みねた: これまでにも、2歳戦では、新馬戦を差して勝ってきた馬を評価するというお話をしてきたと思います。新馬戦で脚をためる競馬を試みられること自体が陣営の期待度の証明で、それに応えて勝ってきた馬はそれだけ素質の担保があるからです。このレースでも、差し馬3頭から狙うのが定石で、実際に、最初は「◎ギャンブルルームにしようかな」と考えていました。
──実は私も枠順が出た時、宝塚記念デーのハイレベルな新馬戦を勝ったギャンブルルームが「逃げハサミ」の並びになったので「これは!」と思いました。その前の週は外差し傾向が出ていましたし。
みねた: 並び的にはそうですよね。1800mの持ち時計1.48.8もメンバー2位のもので悪くありません。ただ、週中から新聞などで、やたらとギャンブルルームにいいことが書いてある記事を目にしたんですよね。これでは期待値を取るのは難しいだろうと逃げた感じです(笑)。
──その方向転換の潔さが凄いです。ギャンブルルーム以外の馬から◎を探すとなると、シンプルに考えるなら、その他の差し馬2頭(5番トレミニョン、10番ロジルーラー)ですよね?
みねた: 5トレミニョンもいいですよね。「逃げハサミ」で逃げ馬の隣という絶好の並び。実際、期待値重視で、2列目に入れています。一旦、「並び」という概念を置いておいて、「競馬場」と「前走位置取り」という単行本のタイトルにしたファクターに目を向けてください。
──「競馬場」というのはコース形態ですよね。札幌芝1800mは初角となる1コーナーまでの距離が200m弱しかない「コースパターンA」。

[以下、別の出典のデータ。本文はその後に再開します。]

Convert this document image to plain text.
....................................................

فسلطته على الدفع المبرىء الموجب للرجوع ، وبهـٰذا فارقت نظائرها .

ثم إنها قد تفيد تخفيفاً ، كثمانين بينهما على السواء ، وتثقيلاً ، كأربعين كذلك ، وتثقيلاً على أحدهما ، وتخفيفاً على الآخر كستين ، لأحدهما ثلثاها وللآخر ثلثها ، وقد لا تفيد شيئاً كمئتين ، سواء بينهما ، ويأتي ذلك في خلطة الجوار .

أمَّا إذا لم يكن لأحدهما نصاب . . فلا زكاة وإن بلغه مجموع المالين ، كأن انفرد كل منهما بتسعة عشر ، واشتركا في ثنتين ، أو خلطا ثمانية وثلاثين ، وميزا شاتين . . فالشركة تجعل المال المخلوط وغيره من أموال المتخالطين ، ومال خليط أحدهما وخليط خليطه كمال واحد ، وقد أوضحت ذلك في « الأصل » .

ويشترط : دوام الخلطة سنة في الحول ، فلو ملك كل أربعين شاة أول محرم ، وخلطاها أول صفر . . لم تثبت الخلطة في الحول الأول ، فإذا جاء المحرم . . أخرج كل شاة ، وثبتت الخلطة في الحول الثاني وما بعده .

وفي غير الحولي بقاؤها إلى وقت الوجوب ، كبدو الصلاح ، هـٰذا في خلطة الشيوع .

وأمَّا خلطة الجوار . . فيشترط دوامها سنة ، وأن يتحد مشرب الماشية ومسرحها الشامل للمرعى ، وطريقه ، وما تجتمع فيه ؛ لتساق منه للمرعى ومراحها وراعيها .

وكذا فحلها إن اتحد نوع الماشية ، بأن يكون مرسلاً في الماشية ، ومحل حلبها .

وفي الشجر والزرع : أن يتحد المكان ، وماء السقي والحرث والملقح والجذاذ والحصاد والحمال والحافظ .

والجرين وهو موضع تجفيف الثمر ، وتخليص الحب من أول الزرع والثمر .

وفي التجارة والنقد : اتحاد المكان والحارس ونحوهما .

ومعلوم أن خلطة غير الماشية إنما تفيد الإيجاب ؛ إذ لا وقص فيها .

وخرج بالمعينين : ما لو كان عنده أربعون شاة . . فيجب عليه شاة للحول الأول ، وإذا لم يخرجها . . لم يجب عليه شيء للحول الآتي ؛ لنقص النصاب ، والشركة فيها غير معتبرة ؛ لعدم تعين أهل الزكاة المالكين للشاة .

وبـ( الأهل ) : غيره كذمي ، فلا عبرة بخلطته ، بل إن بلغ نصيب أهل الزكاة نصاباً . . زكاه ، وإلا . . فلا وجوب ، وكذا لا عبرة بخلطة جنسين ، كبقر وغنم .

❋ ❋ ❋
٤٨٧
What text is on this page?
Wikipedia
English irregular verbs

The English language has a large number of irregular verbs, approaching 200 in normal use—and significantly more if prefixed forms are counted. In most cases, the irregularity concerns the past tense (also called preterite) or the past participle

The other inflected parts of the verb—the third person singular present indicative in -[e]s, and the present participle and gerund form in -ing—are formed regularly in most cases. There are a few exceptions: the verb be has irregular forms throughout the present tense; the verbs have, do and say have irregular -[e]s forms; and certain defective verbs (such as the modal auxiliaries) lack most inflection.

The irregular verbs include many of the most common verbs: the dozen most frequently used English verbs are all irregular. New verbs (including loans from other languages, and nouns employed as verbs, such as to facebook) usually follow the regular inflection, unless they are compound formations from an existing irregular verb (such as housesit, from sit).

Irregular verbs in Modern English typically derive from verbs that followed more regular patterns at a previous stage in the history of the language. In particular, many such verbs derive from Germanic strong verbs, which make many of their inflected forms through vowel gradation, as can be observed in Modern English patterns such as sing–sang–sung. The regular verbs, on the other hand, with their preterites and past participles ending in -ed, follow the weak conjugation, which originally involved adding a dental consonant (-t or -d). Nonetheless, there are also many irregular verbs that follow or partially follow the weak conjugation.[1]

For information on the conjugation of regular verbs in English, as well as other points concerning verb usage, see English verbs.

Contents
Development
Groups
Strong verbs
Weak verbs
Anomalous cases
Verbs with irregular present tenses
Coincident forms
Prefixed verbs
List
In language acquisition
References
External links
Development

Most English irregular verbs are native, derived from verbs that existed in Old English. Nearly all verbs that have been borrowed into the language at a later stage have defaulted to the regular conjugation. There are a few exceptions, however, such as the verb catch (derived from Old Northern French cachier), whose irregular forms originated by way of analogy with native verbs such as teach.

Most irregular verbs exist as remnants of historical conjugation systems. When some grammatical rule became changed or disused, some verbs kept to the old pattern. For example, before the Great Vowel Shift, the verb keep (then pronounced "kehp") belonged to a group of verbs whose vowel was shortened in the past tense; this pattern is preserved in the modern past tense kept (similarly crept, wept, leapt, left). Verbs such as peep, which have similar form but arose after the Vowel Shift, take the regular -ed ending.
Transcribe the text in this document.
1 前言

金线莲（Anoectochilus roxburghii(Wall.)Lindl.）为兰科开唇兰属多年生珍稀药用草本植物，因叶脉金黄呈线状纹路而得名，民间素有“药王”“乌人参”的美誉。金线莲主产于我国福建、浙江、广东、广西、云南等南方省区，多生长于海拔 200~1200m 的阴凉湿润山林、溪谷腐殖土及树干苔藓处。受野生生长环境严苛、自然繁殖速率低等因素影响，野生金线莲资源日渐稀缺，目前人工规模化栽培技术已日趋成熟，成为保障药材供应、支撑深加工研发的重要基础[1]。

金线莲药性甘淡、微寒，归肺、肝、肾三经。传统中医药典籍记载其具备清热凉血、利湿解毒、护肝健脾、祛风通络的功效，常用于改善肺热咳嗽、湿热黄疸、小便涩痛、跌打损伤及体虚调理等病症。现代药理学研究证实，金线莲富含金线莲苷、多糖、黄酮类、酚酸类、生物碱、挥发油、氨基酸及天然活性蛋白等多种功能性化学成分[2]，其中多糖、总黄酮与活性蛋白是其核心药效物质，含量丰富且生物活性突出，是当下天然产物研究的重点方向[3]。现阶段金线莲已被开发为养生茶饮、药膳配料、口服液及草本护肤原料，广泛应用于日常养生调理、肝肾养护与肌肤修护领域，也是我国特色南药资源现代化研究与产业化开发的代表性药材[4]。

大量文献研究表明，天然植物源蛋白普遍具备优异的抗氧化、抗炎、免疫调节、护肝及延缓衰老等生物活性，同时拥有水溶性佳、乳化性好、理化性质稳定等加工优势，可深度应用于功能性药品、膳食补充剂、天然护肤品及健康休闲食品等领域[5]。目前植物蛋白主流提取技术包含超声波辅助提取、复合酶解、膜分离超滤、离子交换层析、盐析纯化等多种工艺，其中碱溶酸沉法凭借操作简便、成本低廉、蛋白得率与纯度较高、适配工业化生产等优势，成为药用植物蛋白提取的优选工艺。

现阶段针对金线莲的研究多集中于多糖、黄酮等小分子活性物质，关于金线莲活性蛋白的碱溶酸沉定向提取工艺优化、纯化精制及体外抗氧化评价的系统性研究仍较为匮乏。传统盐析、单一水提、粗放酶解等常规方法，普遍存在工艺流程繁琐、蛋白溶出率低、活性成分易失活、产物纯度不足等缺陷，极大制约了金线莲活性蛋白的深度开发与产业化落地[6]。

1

みねた: 先行争いにおいて内が有利なコースなので、まずは「内枠」の「先行馬」に目をつけるべきコースです。そう考えると、内枠の先行馬は◎候補になるし、1番人気が「外枠」の「先行馬」であるのも気になるポイントですよね。
──1番人気のガイアメンテを無印にしている点も、お聞きしたいと思っていました。
みねた: 今、お話しした通り、「コースパターンA」のコースで、先行馬の中で最も外を引かされた時点で展開面はかなり厳しいです。そしてこの馬の場合、道悪だったとはいえ、前走の勝ち時計1.52.4は1800m経験馬のなかでは最も遅いタイム。「なんで、この人気なのか?」の説明が難しくないですか?
──そう言われるとそうですね。デビュー戦の後、武豊騎手がかなりこの馬のことを誉めていたので、それもオッズに影響したのかもしれません。
みねた: 基本的に騎手は騎乗馬のことを悪く言いません。もし、それが原因で人気になっているなら期待値は低いですよね。2歳戦という対戦比較や能力比較が難しい条件で、走法なりラップ分析なり、自分自身の判断で評価を下したのであれば構いませんが、「なぜ、この馬を買ったのか?」を説明できないのであれば、その馬を買うべきではありません。
──2歳戦は判断基準が少ないから、人気と実力の乖離が大きくなりやすい?
みねた: そうですね。ですから、2歳戦の場合は、「なぜ、人気がないのか?」という馬を探すのが一つのコツだと思います。今回◎の4セットアップもまさにそのアプローチでした。
──非常に興味深いです。その辺りについては次回、じっくりお話を聞かせてください。